Le incursioni di Pippo
Vivere con i tedeschi
Racconto di A. G. classe 1936
di Davide Cattani
Il 25 aprile 1945 io ero nel cortile con i miei genitori e ricordo che c’erano tante persone che correvano lungo la strada con le braccia in alto, che urlavano contenti: ”La guerra è finita! La guerra è finita!”. Al momento abbiamo festeggiato con loro, ma poi, niente di che, la vita era dura come il giorno prima!
Io avevo avuto uno zio in guerra, era andato in Russia. In realtà è tornato molto tempo dopo la fine della guerra, tanto che ormai noi lo credevamo morto.
Mio papà però era molto informato sulla guerra, perché ascoltava spesso la radio, mi pare “ Radio Praga”, una trasmissione russa. La ascoltava perché in Russia c’era suo fratello, lo zio Armando. Quando ci è arrivata la lettera della scomparsa di mio zio, mio papà è stato l’unico a non perdere la speranza di vederlo tornare… e aveva ragione!
Noi i tedeschi li avevamo in casa! La nostra casa era proprio sulla via Emilia, quindi capitava spesso che si fermassero i soldati per mangiare o per far riposare i cavalli. Non erano sempre gli stessi anzi, spesso ne arrivavano dei nuovi. La cosa peggiore è che volevano tutti essere trattati come dei re, soprattutto i comandanti. Quando si fermavano da noi pretendevano di dormire nelle nostre stanze e noi dovevamo trasferirci nella stalla, oppure eravamo obbligati a dormire tutti e dodici insieme in una stanza sopra della paglia. Noi però non parlavamo con loro, anche perché non ci capivamo, ma credo che anche tra di loro ci fossero i buoni e i più cattivi.
Noi ragazzi avevamo molta paura degli aeroplani. Ce n’era uno che chiamavamo Pippo e che arrivava di notte: se vedeva della luce sganciava una bomba. Questo è il motivo per cui dopo un certo orario c’era il coprifuoco e dovevamo spegnere tutta le luci.
La leva, cioè andare in guerra, era obbligatoria solo per alcune annate, come quelle del 1921 e del 1922. Mio padre fortunatamente era troppo vecchio, mentre lo zio Peppo, l’ultimo nato, era troppo giovane. Mio zio Gino invece, che era del ’22, sarebbe dovuto andare in guerra ma lui ha preferito disertare e si è nascosto nel nostro fienile. Se l’avessero trovato non so che cosa sarebbe successo, meglio non pensarci!

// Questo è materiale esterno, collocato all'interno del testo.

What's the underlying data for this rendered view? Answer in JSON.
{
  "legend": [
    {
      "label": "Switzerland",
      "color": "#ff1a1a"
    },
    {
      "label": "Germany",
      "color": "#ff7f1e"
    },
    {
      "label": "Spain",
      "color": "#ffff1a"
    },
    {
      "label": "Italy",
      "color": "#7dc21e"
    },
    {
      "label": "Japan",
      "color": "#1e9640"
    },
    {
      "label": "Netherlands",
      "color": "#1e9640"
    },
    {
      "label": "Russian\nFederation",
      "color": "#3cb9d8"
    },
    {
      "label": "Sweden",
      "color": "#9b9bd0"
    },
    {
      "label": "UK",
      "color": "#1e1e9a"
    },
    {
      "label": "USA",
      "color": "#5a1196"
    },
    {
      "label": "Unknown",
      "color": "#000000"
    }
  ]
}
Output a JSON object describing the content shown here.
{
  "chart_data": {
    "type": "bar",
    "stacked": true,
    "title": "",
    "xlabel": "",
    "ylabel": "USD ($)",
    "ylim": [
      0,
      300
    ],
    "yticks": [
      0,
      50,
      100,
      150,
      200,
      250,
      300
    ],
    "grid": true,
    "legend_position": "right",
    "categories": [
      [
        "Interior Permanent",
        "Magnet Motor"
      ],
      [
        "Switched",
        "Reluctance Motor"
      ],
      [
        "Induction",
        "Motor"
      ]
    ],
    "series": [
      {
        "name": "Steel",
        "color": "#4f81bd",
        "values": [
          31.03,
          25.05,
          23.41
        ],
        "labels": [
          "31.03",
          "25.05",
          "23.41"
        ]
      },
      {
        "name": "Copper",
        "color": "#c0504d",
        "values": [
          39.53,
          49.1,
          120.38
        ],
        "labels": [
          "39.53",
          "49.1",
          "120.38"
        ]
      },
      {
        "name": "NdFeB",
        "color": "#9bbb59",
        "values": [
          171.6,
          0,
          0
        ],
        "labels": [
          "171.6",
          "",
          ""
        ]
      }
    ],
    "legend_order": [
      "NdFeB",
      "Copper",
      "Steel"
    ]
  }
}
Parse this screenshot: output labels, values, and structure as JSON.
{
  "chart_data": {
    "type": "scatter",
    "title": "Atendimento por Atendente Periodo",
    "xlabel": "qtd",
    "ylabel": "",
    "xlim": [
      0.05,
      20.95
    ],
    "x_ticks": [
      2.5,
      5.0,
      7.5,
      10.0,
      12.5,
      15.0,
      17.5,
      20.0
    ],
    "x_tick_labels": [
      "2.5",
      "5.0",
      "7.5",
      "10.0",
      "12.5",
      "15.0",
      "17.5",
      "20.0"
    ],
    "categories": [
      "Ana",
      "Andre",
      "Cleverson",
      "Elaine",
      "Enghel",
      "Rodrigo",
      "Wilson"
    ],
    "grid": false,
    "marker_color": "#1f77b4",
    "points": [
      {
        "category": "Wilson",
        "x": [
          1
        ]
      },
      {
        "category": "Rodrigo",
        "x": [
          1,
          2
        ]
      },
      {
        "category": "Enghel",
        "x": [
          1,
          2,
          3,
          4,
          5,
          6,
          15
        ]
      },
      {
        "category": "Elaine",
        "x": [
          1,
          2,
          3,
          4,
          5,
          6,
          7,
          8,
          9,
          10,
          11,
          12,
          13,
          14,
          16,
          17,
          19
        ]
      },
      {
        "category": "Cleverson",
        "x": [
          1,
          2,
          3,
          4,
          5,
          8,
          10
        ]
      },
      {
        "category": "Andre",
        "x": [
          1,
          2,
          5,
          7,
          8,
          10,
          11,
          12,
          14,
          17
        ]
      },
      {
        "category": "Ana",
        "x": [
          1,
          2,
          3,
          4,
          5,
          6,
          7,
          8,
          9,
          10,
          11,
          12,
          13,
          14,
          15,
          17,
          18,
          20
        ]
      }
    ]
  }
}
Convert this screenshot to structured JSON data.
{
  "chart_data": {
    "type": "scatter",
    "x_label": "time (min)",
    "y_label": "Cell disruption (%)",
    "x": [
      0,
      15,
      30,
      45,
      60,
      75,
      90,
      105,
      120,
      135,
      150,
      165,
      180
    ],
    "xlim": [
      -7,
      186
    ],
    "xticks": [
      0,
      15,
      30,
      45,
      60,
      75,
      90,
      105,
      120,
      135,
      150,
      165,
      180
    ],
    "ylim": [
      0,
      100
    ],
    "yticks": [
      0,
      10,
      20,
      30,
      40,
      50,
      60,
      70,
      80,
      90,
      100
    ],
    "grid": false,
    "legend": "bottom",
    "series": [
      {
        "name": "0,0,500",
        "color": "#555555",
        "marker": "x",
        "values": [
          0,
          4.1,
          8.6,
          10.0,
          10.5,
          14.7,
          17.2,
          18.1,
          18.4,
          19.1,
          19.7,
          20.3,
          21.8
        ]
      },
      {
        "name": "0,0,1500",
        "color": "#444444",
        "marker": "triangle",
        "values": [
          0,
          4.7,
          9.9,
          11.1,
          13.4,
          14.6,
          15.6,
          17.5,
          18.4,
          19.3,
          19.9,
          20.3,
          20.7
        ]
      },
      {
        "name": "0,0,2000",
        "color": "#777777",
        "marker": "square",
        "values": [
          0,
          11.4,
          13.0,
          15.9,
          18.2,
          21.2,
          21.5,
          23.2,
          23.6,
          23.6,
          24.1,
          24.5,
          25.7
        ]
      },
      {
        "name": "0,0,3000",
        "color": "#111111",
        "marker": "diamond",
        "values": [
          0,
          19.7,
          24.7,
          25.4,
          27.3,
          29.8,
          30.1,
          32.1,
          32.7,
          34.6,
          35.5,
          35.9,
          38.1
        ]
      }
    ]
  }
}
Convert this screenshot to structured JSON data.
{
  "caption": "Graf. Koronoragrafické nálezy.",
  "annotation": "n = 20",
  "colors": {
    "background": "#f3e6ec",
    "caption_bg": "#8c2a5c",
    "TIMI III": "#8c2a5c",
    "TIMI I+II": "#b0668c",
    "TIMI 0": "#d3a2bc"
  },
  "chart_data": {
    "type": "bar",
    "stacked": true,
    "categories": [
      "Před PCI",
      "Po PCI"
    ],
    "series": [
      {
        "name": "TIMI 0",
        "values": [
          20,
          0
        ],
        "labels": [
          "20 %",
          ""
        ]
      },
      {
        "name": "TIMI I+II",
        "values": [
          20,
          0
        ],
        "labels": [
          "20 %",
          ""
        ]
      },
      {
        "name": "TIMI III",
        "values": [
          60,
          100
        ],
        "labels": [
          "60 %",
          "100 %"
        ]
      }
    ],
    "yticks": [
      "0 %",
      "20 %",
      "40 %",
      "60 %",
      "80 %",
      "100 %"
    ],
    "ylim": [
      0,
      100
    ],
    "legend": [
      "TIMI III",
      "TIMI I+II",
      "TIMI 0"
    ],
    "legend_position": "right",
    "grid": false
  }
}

Noi non capivamo proprio tutto quello che stava succedendo, ma non ci attentavamo a fare tante domande perché avevamo troppa soggezione dei grandi.
Una volta un soldato tedesco, in cambio di non so cosa, aveva dato a mia madre un pezzo di tenda militare, quella verde e marrone. Mia madre ha fatto delle gonne per noi bimbe, ma io avevo molta paura a metterla; così quando incontravo nel cortile un soldato tedesco e avevo indosso quella gonna andavo a nascondermi nella porcilaia, perché avevo paura che mi portasse via.